前回、誘拐されたヴァッツは救出され、黒い冊子を探すことを決意しました。

そして今回は、ボーゼスの依頼を受けたヒースのお話です。

ヒースとルルドは同時にため息をついた。

二人がいるのは、第五地区にある邸の前。ボーゼスに呼び出された場所だった。


第五地区にある邸は立派な造りではあるが、錆びれているので周りの景色と馴染んでいる。通りがかる人間がいないのは、その周辺に漂う重いじっとりと絡み付く息の詰まりそうな空気を察してなのだろう。

ヒースとルルドはその理由である異様な邸を唖然としながら観察し、もう一度ため息を漏らした。


「まるで、レグレットの集会ですな」


邸を囲むようにレグレットが密集している。どれもひどい恨みを抱えて凶暴に変じている。

猛り狂うどころか発狂している様な・・・・非常におぞましい光景である。

邸に一匹も侵入してないところを見ると、入れないように何か邸の周りを細工しているようだ。その狂気の矛先が他者に向かうことなく、何の被害が出ていないのはまさに僥倖ともいえた。

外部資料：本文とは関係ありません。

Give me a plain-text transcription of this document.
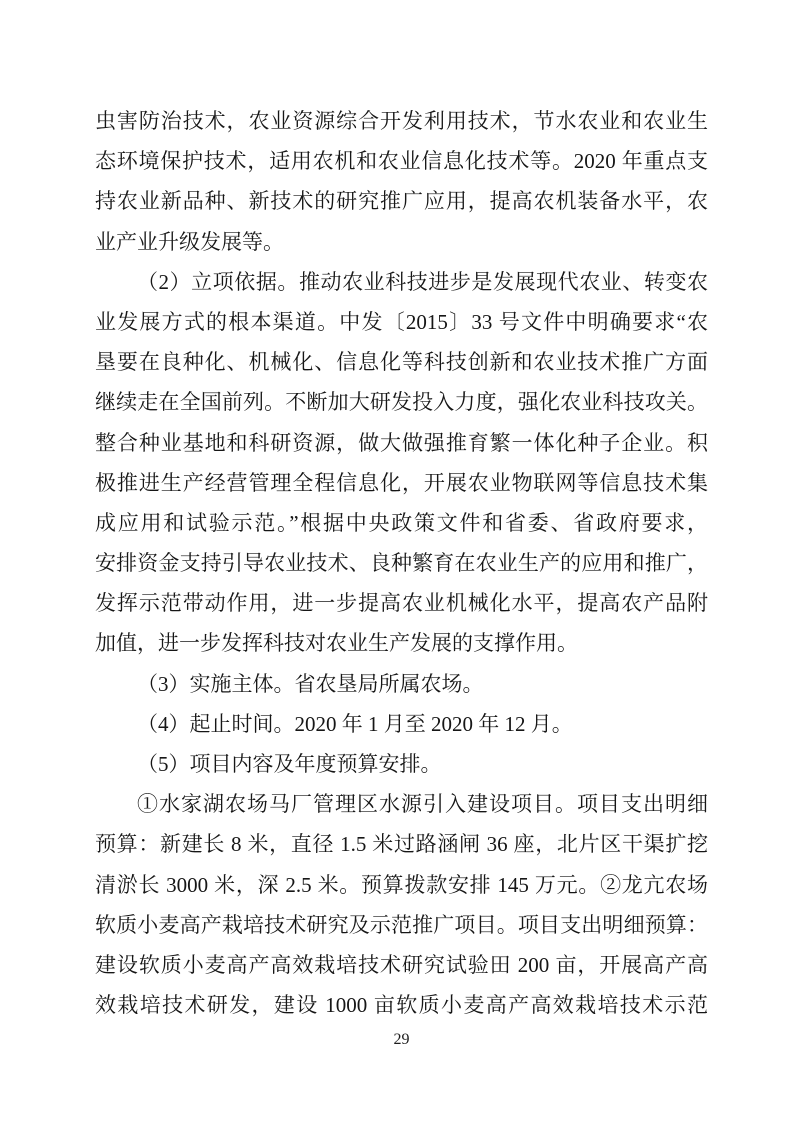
虫害防治技术，农业资源综合开发利用技术，节水农业和农业生
态环境保护技术，适用农机和农业信息化技术等。2020 年重点支
持农业新品种、新技术的研究推广应用，提高农机装备水平，农
业产业升级发展等。
（2）立项依据。推动农业科技进步是发展现代农业、转变农
业发展方式的根本渠道。中发〔2015〕33 号文件中明确要求“农
垦要在良种化、机械化、信息化等科技创新和农业技术推广方面
继续走在全国前列。不断加大研发投入力度，强化农业科技攻关。
整合种业基地和科研资源，做大做强推育繁一体化种子企业。积
极推进生产经营管理全程信息化，开展农业物联网等信息技术集
成应用和试验示范。”根据中央政策文件和省委、省政府要求，
安排资金支持引导农业技术、良种繁育在农业生产的应用和推广，
发挥示范带动作用，进一步提高农业机械化水平，提高农产品附
加值，进一步发挥科技对农业生产发展的支撑作用。
（3）实施主体。省农垦局所属农场。
（4）起止时间。2020 年 1 月至 2020 年 12 月。
（5）项目内容及年度预算安排。
①水家湖农场马厂管理区水源引入建设项目。项目支出明细
预算：新建长 8 米，直径 1.5 米过路涵闸 36 座，北片区干渠扩挖
清淤长 3000 米，深 2.5 米。预算拨款安排 145 万元。②龙亢农场
软质小麦高产栽培技术研究及示范推广项目。项目支出明细预算：
建设软质小麦高产高效栽培技术研究试验田 200 亩，开展高产高
效栽培技术研发，建设 1000 亩软质小麦高产高效栽培技术示范
29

「レグレットの集会か・・・・。冗談が冗談に聞こえないな。本能的に群がっているようだが・・・」

「レグレットを呼ぶ、甘い蜜でもあるんですかね?」

「あのボーゼスのいる場所に、よく『甘い蜜』だなんて表現ができるな」

「考えられないからこその、一縷の希望をふまえた想像ですよ」

「気持ち悪くなる一方だ」

「・・・まぁ、確かに」


いつものようなふざけた会話がふつっと途絶え、ヒースもルルドも真顔になる。


「私は生まれながらの聖創力があるから、レグレットに触れられる心配はないが、ルルドはどうする?まさか、私を護衛するお前がついて来られないなんて言わないだろうな?」


邸の入り口まで辿りつくには、当然レグレットの大群に接触せざる負えない状況である。「聖創力なくして対処できないなんて言わないよな?」というあからさまな嫌味を言う護衛対象に、ルルドは獰猛に笑う。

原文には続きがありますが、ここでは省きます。